Certes, le Sénégal n’est pas la France, l’Allemagne ou encore le Brésil en termes d’organisation, mais les «passes ratées» de la cellule de Com’ de la Fédé de foot sénégalaise sont quasi-quotidiennes. Entre les changements de dernière minute sur les programmes d’entrainement des Lions ou encore l’absence de communication avec la presse sénégalaise, voire internationale, il faut s’armer de patience pour ne pas péter les plombs. Alors que certains sont contraints d’effectuer des centaines de kilomètres sans être certains si l’entrainement sera ouvert à la presse ou pas. C’est le cas de la presse étrangère. Car il n’y aucune information sur le site de l’instance fédérale. Et le vice-président Abdou­laye Sow est aux abonnés absents. Et quand il se signale c’est pour donner un programme qu’il s’empresse de modifier.
La preuve ce mercredi, il y a eu un autre cafouillage. La veille le mardi on parle d’abord d’un huis clos. Avant d’annoncer un Open de 15 minutes. Pire, quand la presse s’est déplacée, c’était pour voir à l’œuvre les remplaçants, seuls présents à l’entraînement là où les titulaires étaient au vert. Et en ce moment où était M. Sow ? On nous annonce son départ pour Ekaterinbourg, lieu du match contre le Japon du 24 juin, pour une mission avancée.

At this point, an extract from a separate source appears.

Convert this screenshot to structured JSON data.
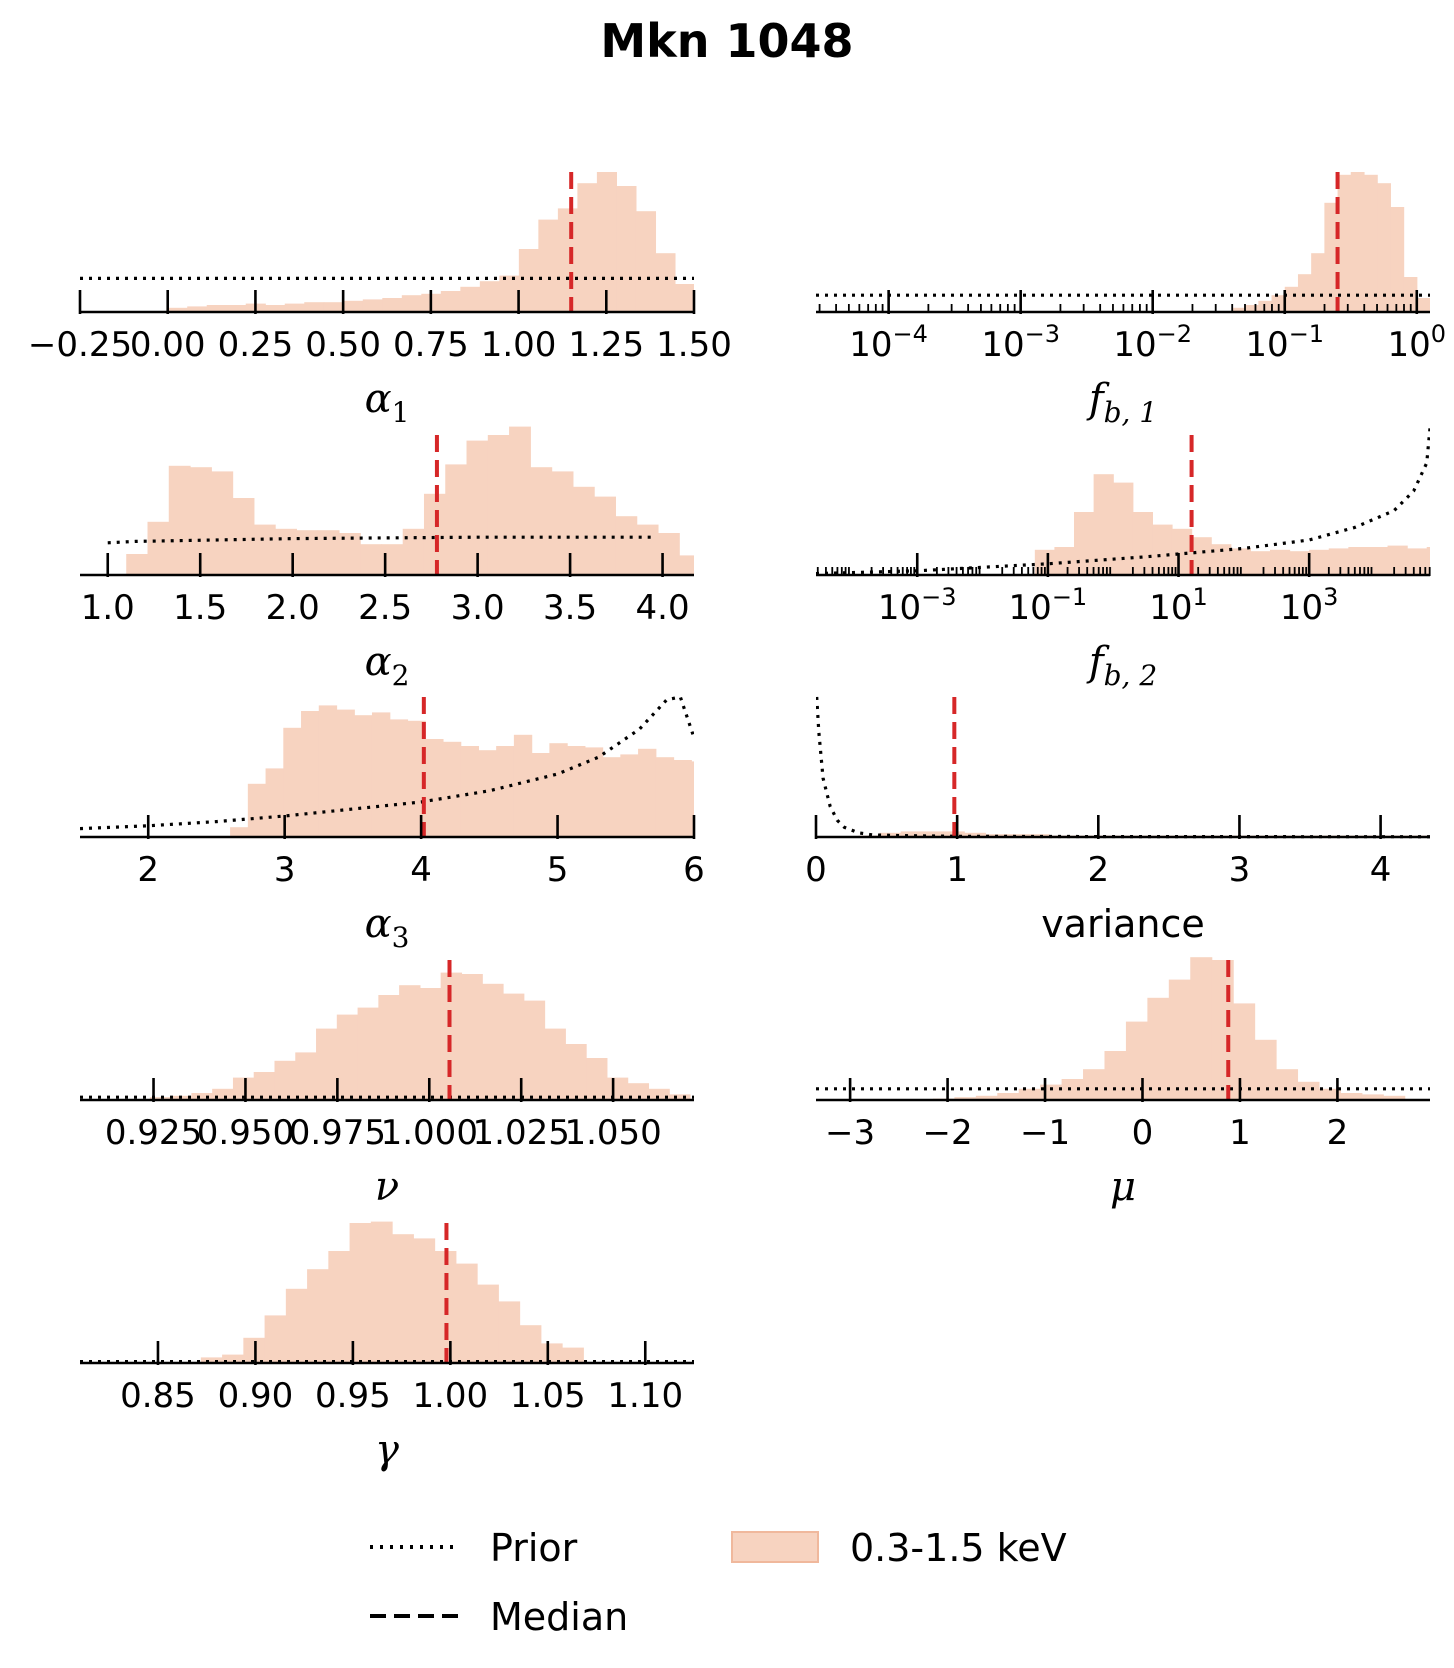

Une situation déplorable si on sait qu’au lendemain du succès des Lions face à la Pologne, d’aucuns s’attendaient à un Open Press, une manière de décompresser. Concernant les contacts avec les joueurs, c’est une vraie corvée. D’ailleurs le cas de Sadio Mané, la star de la Tanière, est le plus frustrant. Depuis notre arrivée, nous n’arrivons pas à lui faire face là où la presse étrangère arrive à l’accrocher. Faut aussi dire que Aliou Cissé ne facilite pas le contact avec ses joueurs car trouvant toujours une astuce pour dribbler la presse.
Quant aux pauvres supporters sénégalais qui ont effectué le déplacement depuis Dakar, c’est la même galère. Certains, qui espéraient au moins, un moment de communion avec l’équipe au lendemain de la victoire sur la Pologne, sont rentrés déçus.
Pourtant, l’Association nationale de la presse sportive (Anps) a plusieurs fois exprimé le souhait d’une étroite collaboration avec la cellule de Com’ pour la couverture du Mondial afin de permettre aux envoyés spéciaux de faire correctement leur travail. Certes des normes sont bien définies par la Fifa, le Comité local et la Fédération sénégalaise, mais les mêmes sont également appliquées aux autres sélections sans que leurs envo­yés spéciaux ou supporters n’en pâtissent.
Il serait temps de se faire de «bonnes passes» afin de mieux jouer en équipe. La balle est dans les pieds de M. Sow, le vice-président chargé de la Com­munication, des médias et des relations publiques.